İçeriğe geçmek için "Enter"a basın

Kuş katili hızlı trenlerimize çözüm önerileri

People in the park - Nordic walking

Kuş katili hızlı trenlerimize çözüm önerileri

Yazan: İlşad Özkan

Bir keresinde araçla Malatya’ya giderken Kayseri dolaylarında bir otobanda ufak bir serçe grubunun aniden önüme fırlaması sonucunda birkaçına çarpmıştım. Aslında kaputa ve altına doğru uçan bu küçük kuş grubunu fark etmiştim ama hızlı olduğum için ani bir hareket ya da fren yapma şansım yoktu.
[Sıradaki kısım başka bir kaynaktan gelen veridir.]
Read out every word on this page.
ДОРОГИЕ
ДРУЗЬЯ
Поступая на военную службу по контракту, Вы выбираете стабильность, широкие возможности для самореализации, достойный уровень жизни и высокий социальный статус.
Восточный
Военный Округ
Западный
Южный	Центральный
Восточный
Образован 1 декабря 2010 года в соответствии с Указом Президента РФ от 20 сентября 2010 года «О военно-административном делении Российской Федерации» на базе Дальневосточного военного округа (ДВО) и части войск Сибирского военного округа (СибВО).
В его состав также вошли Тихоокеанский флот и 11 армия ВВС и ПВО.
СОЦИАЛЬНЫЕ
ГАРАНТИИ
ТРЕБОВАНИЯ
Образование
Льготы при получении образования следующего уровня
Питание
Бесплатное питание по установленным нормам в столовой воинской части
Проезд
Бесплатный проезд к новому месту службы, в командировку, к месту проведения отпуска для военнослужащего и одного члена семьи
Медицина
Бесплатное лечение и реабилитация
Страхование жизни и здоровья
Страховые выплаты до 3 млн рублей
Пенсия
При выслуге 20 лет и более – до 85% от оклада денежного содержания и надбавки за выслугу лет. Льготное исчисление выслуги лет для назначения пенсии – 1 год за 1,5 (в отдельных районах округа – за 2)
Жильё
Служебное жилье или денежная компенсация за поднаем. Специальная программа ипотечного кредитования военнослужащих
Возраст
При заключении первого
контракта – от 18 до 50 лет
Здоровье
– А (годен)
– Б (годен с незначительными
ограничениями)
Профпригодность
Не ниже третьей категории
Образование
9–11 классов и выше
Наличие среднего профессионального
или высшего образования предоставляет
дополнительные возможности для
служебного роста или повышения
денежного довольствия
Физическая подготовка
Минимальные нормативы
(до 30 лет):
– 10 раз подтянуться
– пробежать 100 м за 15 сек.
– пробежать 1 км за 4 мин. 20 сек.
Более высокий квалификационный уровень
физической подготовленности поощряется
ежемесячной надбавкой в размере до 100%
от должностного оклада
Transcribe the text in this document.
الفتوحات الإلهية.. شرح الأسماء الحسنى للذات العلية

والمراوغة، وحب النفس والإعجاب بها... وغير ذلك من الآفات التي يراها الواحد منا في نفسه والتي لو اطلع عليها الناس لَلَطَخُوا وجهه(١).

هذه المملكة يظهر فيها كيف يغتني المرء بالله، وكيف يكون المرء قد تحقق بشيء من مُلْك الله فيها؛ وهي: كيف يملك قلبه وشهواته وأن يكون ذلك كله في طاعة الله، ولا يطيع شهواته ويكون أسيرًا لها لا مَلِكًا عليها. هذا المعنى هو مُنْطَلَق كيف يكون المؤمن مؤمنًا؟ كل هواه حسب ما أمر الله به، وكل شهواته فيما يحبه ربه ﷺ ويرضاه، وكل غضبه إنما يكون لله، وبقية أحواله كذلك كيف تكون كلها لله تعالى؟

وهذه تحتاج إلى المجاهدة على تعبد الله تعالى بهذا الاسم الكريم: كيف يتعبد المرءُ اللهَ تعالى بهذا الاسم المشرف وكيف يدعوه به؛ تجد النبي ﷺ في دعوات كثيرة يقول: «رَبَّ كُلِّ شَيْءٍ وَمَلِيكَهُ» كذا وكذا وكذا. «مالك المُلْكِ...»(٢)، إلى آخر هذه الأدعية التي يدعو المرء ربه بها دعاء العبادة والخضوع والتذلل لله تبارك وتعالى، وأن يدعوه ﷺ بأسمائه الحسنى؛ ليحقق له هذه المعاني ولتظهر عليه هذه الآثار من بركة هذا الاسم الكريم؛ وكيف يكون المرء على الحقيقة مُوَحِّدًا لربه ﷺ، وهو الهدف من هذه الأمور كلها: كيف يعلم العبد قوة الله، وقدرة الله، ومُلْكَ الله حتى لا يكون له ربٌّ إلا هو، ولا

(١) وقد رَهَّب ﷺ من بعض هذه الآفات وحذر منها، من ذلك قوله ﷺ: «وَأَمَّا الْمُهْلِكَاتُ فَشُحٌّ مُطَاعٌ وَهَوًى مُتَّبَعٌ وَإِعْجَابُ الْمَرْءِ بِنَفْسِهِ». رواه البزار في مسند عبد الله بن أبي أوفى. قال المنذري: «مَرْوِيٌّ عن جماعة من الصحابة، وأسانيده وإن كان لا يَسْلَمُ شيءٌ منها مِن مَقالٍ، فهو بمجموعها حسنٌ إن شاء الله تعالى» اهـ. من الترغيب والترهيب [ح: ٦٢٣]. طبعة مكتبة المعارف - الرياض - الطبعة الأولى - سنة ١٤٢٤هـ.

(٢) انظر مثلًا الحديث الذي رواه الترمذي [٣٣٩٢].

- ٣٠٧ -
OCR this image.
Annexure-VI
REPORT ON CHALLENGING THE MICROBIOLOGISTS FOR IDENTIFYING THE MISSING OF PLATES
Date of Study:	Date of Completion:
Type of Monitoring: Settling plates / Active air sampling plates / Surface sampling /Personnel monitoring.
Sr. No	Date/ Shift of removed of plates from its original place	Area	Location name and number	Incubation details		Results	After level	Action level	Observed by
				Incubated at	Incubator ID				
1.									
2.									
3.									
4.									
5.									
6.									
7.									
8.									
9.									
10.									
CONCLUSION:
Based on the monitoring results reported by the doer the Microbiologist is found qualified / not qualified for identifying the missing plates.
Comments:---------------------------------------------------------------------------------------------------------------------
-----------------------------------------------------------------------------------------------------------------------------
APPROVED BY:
Malatya’ya geldiğimde aracın ön ızgarasına sıkışmış, yolda giderken tüyleri iyice dökülüp etleri ortaya çıkmış bir serçe cesediyle karşılaştım. Üzülmüştüm, canım sıkılmıştı ve kendimi de suçluyordum. Daha yavaş gidebilir miydim, en azından serçelerin baş edebileceği kadar? Daha gençtim, daha düşüncesiz ve daha aptaldım. Yüksek hızdan birkaç ceza aldığımı itiraf etmeliyim, bunu söylemek utanç verici, ama ne yazık ki bu hatayı yaptım. Sanıyorum hız limitlerine uysaydım Kayseri’deki birkaç küçük serçeyi katletmemiş olacaktım.

Büyüdükçe daha düşünceli ve sorumluluk sahibi olmakla birlikte, duygusallığımızı da biraz yitiriyor olmalıyız. Küçükken, abim ve kuzenlerimle köydeyken sapanla serçe vurmuştuk. Serçe düşmüş, fakat ölmemişti. Yaralı serçenin acı çekmesine dayanamayıp “onu kurtarmak” için kafasını “koparmaya” karar verdik. Bu zor görevi gerçekleştirmek için sulama göletinin kenarına yan yana oturduk. Sırayla, evet sırayla yaralı küçük serçenin kafasını koparmayı denedik. Mecburen sırayla denedik çünkü ilk deneyen çocuk başaramadığında bir diğeri, bir diğeri derken dördümüz de bu hedefte başarısız olduk. Serçe can çekişiyordu ve koparmak istediğimiz kafası biz çektikçe bir lastik gibi sünüyordu. Belki çocuk kollarımız kafayı koparmaya yetecek kuvveti üretemiyordu, belki de “bir canlının kafasını koparmak için” yeterince duyarsız değildik ve kendimizi bu işe tam anlamıyla veremiyorduk.

Ellerimizde biraz daha can çekişen serçe son nefesini verdiğinde çoktan hepimiz hıçkırmaya başlamıştık. Aslında gözlerimiz, serçenin kafasını koparmayı denemeye başladığımız ilk andan itibaren dolmaya başlamıştı. O tarihten sonra ben bir daha sapanla hiçbir canlıya nişan almadım, abim ve kuzenlerim için de böyledir sanırım. Biz, acı ama öğretici bir ders almıştık ve bu uğurda bir serçeyi hunharca katletmiştik. Yıllar sonra yine bu serçenin canını aldığımda canım sıkıldı, ama, bu sefer ağlamadım.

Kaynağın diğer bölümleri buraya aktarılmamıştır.